We are sponsoring the QAA (Quality Assurance Agency) Collaborative Enhancement Project 2021 ‘Active Online Reading’, seeking to explore how we can enhance students’ active online reading practice across the sector. Find out more about the project here.
Read the interview below with our project leads:
Dr Jamie Wood, Associate Professor in History in the School of History and Heritage at the University of Lincoln
Dr Jon Chandler, Senior Teaching Fellow at University College London
Dr. Anna Rich-Abad, Assistant Professor in Medieval History at the University of Nottingham
Why were you interested in getting involved with the project?
Jon Chandler: I am really interested in how students learn online. Students were already accessing more and more of their learning online, and this has been accelerated by the pandemic. But, in many ways, the process of reading and researching online is very different to the mostly analogue methods that we taught a decade ago. This project is an opportunity to learn more about how students engage with online reading. The more we understand, the more we can develop new strategies to support our students.
Jamie Wood: I wanted to take the work that I’d done in History with Talis Elevate a step further. To think about how what we’ve learned about students’ online reading practices and related pedagogies could be generalised, and then applied in other disciplines and using other technologies. Talis Elevate generates a lot of data, which, coupled with the insights of students and teachers, allow us to gain insights into students’ actual reading and annotation practices in real-time. It’s a powerful research and analysis tool as well as being an effective piece of educational technology. We intend to harness those insights during the course of the project.
Anna Rich-Abad: Jamie brought the project to my attention and I thought it was a great opportunity to further the work on student’s engagement with online learning that I have been developing through my work with Talis Elevate. Online learning practices have great potential beyond the situation we have experienced this year with the global pandemic and we will have to see how best to deploy them.
What has changed in Teaching and Learning in the past year in this area?
Jon Chandler: The pandemic has really accelerated the shift to online learning and, although I hope to return to a real classroom soon, many of these advances are here to stay. I think there is now a real appetite from staff and students for blended learning. Students are eager for knowledge acquisition to be moved online, with pre-recorded lectures, online reading, and asynchronous discussions, so that valuable classroom time can be used more creatively. However, this also means students have to take more responsibility for their own learning. We therefore need to think deeply about how we can continue to proactively support our students in their learning outside of the classroom. Class preparation has always been considered to be an activity students do on their own, without support from their teachers. But does this have to be the case? Can we use a tool like Talis Elevate to ensure students are better prepared for class, so that our limited time with them can be used even more effectively?

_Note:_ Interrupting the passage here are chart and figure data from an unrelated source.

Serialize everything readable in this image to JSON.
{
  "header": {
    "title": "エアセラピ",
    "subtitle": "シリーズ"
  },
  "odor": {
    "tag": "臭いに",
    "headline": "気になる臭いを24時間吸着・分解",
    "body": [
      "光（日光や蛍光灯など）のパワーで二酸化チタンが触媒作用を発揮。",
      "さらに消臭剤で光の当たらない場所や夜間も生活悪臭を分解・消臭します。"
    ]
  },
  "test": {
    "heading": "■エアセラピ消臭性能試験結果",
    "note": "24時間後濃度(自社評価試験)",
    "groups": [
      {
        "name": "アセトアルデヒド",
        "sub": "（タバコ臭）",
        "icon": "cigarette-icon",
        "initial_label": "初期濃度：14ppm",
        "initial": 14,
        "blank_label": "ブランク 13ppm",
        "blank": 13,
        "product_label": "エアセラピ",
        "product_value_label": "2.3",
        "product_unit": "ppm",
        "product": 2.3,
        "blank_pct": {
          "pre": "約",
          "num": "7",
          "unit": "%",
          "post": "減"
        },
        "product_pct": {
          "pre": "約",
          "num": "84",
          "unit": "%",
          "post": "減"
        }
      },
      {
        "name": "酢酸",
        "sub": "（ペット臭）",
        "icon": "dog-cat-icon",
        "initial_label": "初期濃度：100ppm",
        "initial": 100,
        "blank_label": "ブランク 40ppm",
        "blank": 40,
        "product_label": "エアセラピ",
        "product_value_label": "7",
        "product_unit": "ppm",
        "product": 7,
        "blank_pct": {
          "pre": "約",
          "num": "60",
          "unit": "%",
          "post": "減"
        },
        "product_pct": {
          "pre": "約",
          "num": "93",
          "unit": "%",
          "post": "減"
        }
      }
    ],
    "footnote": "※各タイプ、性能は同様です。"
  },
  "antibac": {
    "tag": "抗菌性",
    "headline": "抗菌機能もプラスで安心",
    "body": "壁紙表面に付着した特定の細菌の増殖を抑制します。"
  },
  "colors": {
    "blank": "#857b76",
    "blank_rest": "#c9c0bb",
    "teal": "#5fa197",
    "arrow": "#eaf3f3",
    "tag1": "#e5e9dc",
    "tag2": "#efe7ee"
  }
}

Anna Rich-Abad: Obviously, we have made a great leap towards online resources, and I feel that it is a good time to bring in data from teaching and learning practice and reflect about when and where to use these resources.
Jamie Wood: I’ve begun to think beyond Talis Elevate and to consider what it reveals about students’ reading practices and teachers’ teaching practices. Similarly, while my primary focus is on History, it’s clear that due to the nature of the discipline there are some well-developed pedagogies for teaching students to read that should be shared more widely (both between historians and with other disciplines).
Why is this project important to the sector?
Jamie Wood: Because reading is ubiquitous – it’s relevant for all institutions and all disciplines, on some level. Furthermore, online reading touches on a number of key issues in HE right now: it is fundamental to the transition to higher-level study (learning new ways of reading, ‘unlearning’ old habits), to citizenship (handling misinformation online), to disciplinarity (reading in a particular subject), and to decolonisation (going beyond curriculum content, considering how students are taught to read).
Finally, I think it’s important that we encourage university teachers to move beyond a deficit attitude towards student reading (and other skills). Rather than focussing on what students can’t do or what they are doing wrong, we’d like to provide information and resources that are based on ‘real world’ practices and experiences, including by drawing in input from school teachers.
Jon Chandler: We are all aware of the benefits and challenges of reading online. On the one hand, it is truly amazing that our students can access so many texts at the click of a button. No need for you to rush to the library to get your hands on the only copy of a required textbook, or to strain your eyes deciphering a dreadful photocopy. This is so important to ensuring equality of opportunity to all of our students. On the other hand, reading can now be even more isolating than ever: instead of strolling among shelves in a library, students are scrolling along screens in their bedrooms.
I am really excited by this opportunity to research how students read online. The learning that students do outside of the classroom is absolutely foundational. Our research will provide an insight into how students learn, and how teachers can support their learning, that will be relevant for any subject, and at every stage of education.
Anna Rich-Abad: Interestingly, I was talking to a student today and they mentioned how great it is to be able to read online because it is really time-effective, it is accessible and it is agile. They also admitted that it meant that sometimes their individual reading was a bit superficial. Solutions like Talis Elevate help to achieve deeper meaning in online reading because it allows for collaboration and building-up of understanding of the sources. Historians read all the time, and we read each other, we can introduce collaborative reading at an earlier stage with the online tools.